Models like ChatGPT and DeepSeek V3 are statistical systems. Trained on billions of examples, they learn patterns from them to make predictions — for example, how “to whom” in an email usually precedes “may concern.”
DeepSeek hasn’t revealed much about the source of DeepSeek V3 training data. But it is there is no shortage public datasets containing text generated by GPT-4 via ChatGPT. If DeepSeek V3 had been trained on them, the model could have remembered some of the GPT-4 output and now repeats it verbatim.
“Obviously the model receives raw responses from ChatGPT at some point, but it’s unclear where that is,” Mike Cook, a research fellow at King’s College London specializing in artificial intelligence, told TechCrunch. “It could be ‘accidental’… but unfortunately we have seen cases of people directly training their models on the output of other models to try to leverage their knowledge.”
Cook noted that the practice of training models based on the output of competing AI systems can be “very detrimental” to model quality because it can lead to hallucinations and misleading answers like the above. “Just like making a photocopy of a photocopy, we lose more and more information and connection with reality,” Cook said.
This may also conflict with the terms of service of these systems.
OpenAI’s terms and conditions prohibit users of its products, including ChatGPT customers, from using the results to develop models that compete with OpenAI’s own solutions.
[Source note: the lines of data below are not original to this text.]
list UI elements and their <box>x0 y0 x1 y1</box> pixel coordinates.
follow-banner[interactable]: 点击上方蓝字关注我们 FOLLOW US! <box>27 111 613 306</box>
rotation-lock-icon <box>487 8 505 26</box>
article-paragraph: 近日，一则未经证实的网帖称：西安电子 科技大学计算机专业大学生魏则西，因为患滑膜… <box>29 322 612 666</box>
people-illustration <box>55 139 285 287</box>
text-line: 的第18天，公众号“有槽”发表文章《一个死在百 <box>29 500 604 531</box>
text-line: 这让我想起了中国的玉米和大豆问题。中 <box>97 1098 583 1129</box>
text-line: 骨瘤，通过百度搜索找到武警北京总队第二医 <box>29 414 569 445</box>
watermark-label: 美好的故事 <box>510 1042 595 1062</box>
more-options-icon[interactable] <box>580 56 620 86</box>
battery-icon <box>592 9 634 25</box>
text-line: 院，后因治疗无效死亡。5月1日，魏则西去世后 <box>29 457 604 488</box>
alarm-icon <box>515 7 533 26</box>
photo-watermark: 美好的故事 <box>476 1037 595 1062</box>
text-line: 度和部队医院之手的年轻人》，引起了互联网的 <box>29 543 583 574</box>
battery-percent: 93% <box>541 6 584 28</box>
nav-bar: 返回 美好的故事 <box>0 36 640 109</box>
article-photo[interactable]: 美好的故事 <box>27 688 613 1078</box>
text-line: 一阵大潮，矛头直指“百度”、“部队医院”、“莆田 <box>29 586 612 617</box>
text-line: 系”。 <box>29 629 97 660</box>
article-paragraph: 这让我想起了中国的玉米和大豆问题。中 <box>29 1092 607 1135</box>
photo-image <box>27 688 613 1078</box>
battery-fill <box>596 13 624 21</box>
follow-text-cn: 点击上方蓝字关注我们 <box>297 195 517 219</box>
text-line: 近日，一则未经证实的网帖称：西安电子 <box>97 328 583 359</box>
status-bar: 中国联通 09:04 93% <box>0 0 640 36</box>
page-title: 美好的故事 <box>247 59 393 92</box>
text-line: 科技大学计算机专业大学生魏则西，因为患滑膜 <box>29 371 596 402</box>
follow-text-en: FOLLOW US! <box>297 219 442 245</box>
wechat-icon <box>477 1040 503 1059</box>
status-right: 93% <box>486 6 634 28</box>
OpenAI and DeepSeek did not immediately respond to requests for comment. However, OpenAI CEO Sam Altman posted what appeared to be a file dig at DeepSeek and other competitors on X Friday.
“It’s relatively easy to copy something you know works,” Altman wrote. “It is extremely difficult to do something new, risky and difficult when you don’t know if it will work.”
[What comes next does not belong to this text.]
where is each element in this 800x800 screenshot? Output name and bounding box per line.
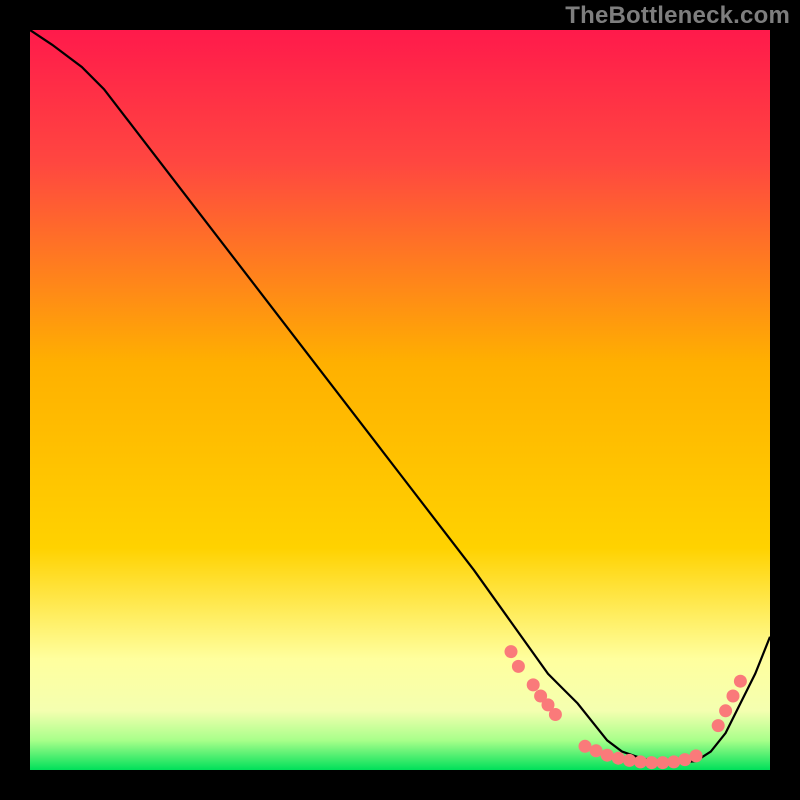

It’s true that DeepSeek V3 is not the first model to misidentify itself. Google Gemini and others Sometimes they claim that these are competitive models. For example, the Mandarin prompt, Gemini says that it is a Wenxinyiyan chatbot from the Chinese company Baidu.
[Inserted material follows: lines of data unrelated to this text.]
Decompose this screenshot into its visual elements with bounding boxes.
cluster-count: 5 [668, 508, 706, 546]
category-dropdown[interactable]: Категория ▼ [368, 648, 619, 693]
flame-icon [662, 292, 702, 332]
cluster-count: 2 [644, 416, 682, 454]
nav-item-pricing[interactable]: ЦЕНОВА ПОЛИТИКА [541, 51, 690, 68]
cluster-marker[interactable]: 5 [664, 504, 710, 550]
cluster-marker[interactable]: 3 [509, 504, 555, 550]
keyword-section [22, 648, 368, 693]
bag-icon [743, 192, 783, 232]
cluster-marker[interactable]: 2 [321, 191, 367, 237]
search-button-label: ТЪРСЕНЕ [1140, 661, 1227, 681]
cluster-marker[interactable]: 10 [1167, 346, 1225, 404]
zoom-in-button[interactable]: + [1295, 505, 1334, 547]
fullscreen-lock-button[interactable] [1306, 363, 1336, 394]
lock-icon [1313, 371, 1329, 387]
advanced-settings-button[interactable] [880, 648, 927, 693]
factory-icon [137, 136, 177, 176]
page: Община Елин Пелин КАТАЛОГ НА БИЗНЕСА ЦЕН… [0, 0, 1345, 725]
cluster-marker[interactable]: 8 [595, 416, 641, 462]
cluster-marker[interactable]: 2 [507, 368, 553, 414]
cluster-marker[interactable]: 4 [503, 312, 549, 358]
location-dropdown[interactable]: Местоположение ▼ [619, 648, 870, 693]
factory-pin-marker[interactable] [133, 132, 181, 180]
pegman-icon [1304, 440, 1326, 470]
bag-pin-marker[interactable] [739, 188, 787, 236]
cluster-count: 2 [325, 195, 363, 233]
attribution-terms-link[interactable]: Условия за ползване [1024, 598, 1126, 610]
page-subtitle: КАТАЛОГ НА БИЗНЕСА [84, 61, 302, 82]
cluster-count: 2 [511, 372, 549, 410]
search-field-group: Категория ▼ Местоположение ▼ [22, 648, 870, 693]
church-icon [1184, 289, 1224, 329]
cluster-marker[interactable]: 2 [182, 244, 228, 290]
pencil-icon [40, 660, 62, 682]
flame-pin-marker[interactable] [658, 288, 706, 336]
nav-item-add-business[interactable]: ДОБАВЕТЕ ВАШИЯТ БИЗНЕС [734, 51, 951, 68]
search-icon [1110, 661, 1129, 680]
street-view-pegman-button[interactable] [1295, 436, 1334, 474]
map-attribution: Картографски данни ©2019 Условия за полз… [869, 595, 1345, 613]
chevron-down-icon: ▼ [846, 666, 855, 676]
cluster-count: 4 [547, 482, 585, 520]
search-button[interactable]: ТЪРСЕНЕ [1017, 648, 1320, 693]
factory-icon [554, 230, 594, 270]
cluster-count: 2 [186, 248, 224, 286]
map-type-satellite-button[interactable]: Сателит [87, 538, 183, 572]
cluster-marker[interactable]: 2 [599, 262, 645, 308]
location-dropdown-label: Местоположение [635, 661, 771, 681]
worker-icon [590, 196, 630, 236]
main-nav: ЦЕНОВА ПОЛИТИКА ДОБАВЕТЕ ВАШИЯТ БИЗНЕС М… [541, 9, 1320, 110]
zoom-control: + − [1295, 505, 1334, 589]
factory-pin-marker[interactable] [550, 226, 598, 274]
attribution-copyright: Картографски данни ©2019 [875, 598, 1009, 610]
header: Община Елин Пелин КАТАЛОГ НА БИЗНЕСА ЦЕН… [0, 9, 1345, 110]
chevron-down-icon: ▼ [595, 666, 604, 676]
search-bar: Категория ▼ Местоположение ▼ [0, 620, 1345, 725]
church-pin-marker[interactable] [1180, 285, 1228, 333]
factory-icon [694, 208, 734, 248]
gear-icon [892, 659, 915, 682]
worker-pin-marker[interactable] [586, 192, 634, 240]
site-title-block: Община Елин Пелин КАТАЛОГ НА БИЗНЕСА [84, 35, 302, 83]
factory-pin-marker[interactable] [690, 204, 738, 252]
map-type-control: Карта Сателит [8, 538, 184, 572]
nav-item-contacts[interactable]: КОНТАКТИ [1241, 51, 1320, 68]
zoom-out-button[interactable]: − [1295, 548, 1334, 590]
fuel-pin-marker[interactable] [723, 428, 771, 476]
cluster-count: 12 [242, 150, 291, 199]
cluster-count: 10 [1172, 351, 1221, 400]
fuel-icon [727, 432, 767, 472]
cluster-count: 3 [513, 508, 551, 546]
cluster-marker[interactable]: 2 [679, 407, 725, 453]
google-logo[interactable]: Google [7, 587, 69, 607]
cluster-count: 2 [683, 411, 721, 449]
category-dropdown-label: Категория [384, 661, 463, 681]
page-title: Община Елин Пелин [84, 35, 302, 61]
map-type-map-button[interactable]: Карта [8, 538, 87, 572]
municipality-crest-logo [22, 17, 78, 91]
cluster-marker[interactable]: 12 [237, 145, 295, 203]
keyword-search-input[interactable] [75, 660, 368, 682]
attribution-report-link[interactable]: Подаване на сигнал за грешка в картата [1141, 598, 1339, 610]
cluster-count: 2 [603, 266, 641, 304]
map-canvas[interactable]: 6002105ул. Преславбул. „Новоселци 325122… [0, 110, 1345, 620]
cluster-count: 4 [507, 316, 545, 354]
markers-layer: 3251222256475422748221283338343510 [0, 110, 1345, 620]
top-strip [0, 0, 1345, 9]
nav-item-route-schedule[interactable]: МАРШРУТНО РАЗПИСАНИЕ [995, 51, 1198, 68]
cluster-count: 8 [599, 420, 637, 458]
That’s because the internet, where AI companies get most of their training data, is becoming more and more popular cluttered with AI slop. Content farms employ artificial intelligence to create clickbait. Bots are flooding in Reddit AND X. About one estimateby 2026, 90% of the network could be generated by artificial intelligence.
This “contamination”, so to speak, has come to fruition quite difficult to accurately filter AI results from training datasets.
It is certainly possible that DeepSeek trained DeepSeek V3 directly on text generated by ChatGPT. Google used to be accused finally doing the same thing.
Heidy Khlaaf, principal artificial intelligence researcher at the nonprofit AI Now Institute, said the savings from “distilling” knowledge of an existing model could be attractive to developers regardless of the risk.
“Even in a situation where web data is currently populated with AI results, other models that happened to train on ChatGPT or GPT-4 results would not necessarily show output that resembles OpenAI’s custom messages,” Khlaaf said. “If it were the case that DeepSeek did the distillation partially using OpenAI models, that wouldn’t be surprising.”
However, it is more likely that a lot of ChatGPT/GPT-4 data ended up in the DeepSeek V3 training set. This means, for example, that the model cannot be trusted to self-identify. More troubling, however, is the possibility that DeepSeek V3, by indiscriminately absorbing and iterating GPT-4 outputs, could worsen some of the model’s problems prejudice AND defects.